Economia

Reforma da Previdência é fundamental para ajuste, avalia Fitch

Foto: Reprodução

Por Exame

A reforma da Previdência é “absolutamente necessária” para o Brasil conseguir fazer o ajuste fiscal, estabilizar sua dívida pública e voltar a ter melhora de sua classificação de risco. A avaliação é de Rafael Guedes, diretor da agência Fitch Ratings.

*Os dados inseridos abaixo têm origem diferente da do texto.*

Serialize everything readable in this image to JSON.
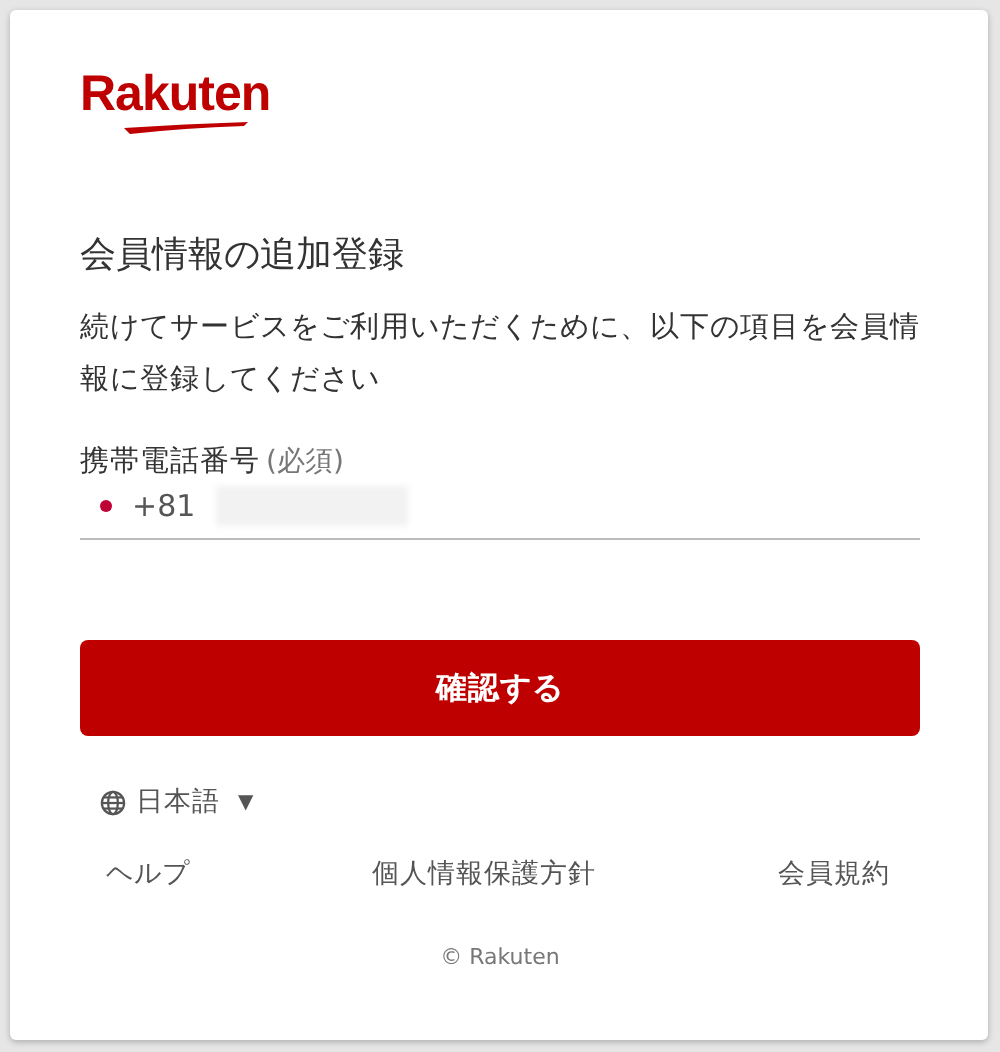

O temor, segundo ele, é que o governo possa ter de fazer mais concessões para aprovar o texto no Congresso, reduzindo o impacto da reforma.

A medida que estabelece um teto para a alta do gasto público é “muito importante”, mas sozinha não significa nada, disse, durante conferência da agência em São Paulo esta semana.

Para Guedes, ainda é necessário para o País mais medidas fiscais e reformas. Para ilustrar o atual momento das contas do governo brasileiro, ele fez uma analogia com uma garrafa, que antes era de borracha, ou seja, mais frágil, e agora é de vidro, sólida, mas ainda instável.

“Até então, os gastos do Brasil eram como um líquido em fermentação dentro de uma garrafa de borracha. Agora, temos uma garrafa de vidro e o líquido não consegue mais expandir como gostaria. Mas a garrafa ainda pode explodir”, disse.

Rebaixamento

A nota soberana brasileira (rating) ainda segue com a perspectiva negativa, ou seja, há mais chances de rebaixamento do que de elevação.

Segundo Guedes, os analistas da Fitch estão esperando para ver uma evolução mais positiva no campo fiscal e no Produto Interno Bruto (PIB) do Brasil. “O cenário base é de crescimento constante do endividamento do governo sem as reformas”, afirmou.

“A perspectiva negativa reflete o gradualismo fiscal que está sendo implementado pela equipe econômica, os riscos para a condução do ajuste fiscal e os riscos negativos do ambiente político”, ressaltou Guedes. Ele destacou que a perspectiva ainda é de recuperação muito lenta da atividade econômica.

“O Brasil é um país que investe muito pouco quando comparado a seus pares”, disse ele, ressaltando que o país investia 20% a 21% do PIB nos últimos anos, caiu para 15% no ano passado e deve ficar abaixo de 17% este ano. As informações são do jornal O Estado de S. Paulo.